Jane is a secondary teacher and the year 10 coordinator at Mentone Girls Grammar School. She has been a teacher for 25 years, and her desire to interact with others combined with her love of learning made teaching a particularly appealing option.

How did you get into teaching?

After Year 12, Jane completed a degree majoring in Economics and Politics, followed by a Diploma of Education and a series of teaching rounds (or placements).

Although the teaching rounds were incredibly difficult and demanding at times, Jane decided to persevere, hoping that things would get better in time. Now she's happy to have stuck with it. "Knowing you have been able to enrich someone's learning, and make a difference to their life is so rewarding."

Jane adds that building strong friendships with the students and being able to develop the curriculum in an interesting way is also very satisfying.

What does teaching involve?

Teaching is a job that entails constant change, learning and a lot of variety: "My work is multiskilled and multifaceted. In one day I play the role of parent, counsellor, disciplinarian, innovator, inventor, committee worker, facilitator, educator, curriculum planner, supervisor of yard duty, and of course, friend."

"You need to have a lot of energy when working with young people.

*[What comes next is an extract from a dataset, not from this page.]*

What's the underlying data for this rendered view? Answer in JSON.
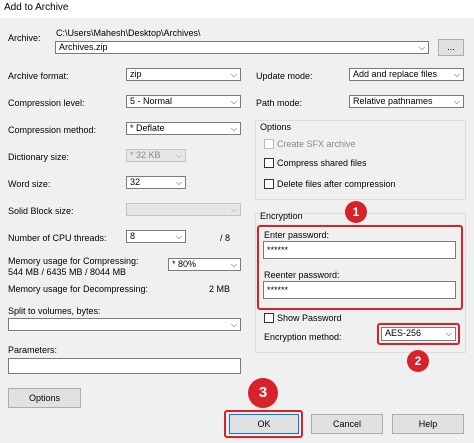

You have to present information in a way that will keep their interest, and in ways that allow for a range of different learning styles and intelligence levels."

What are some of the pros and cons?

"Because the students are so interesting and lead such complex lives, they make teaching interesting. The things that go on inside and outside the classroom are often amusing, alarming, fun or plain tragic."

However, the job does have its down sides: "Unfortunately, teaching is one of the most undervalued professions. The hours we work are long, the pay isn't what it should be, and some of the tasks are really tedious, like report writing and corrections."

What about career opportunities?

Once qualified, you are able to move quite freely within the education system to find your niche. Jane explains that if you are interested in progressing further you can either pursue curriculum, where you'll be involved in the development of courses, or take on a pastoral role which involves dealing with both the emotional and academic lives of the students.

"Teaching could be really fulfilling for you if you are passionate about children, because the money and holidays sure aren't enough to keep you there!" says Jane wryly.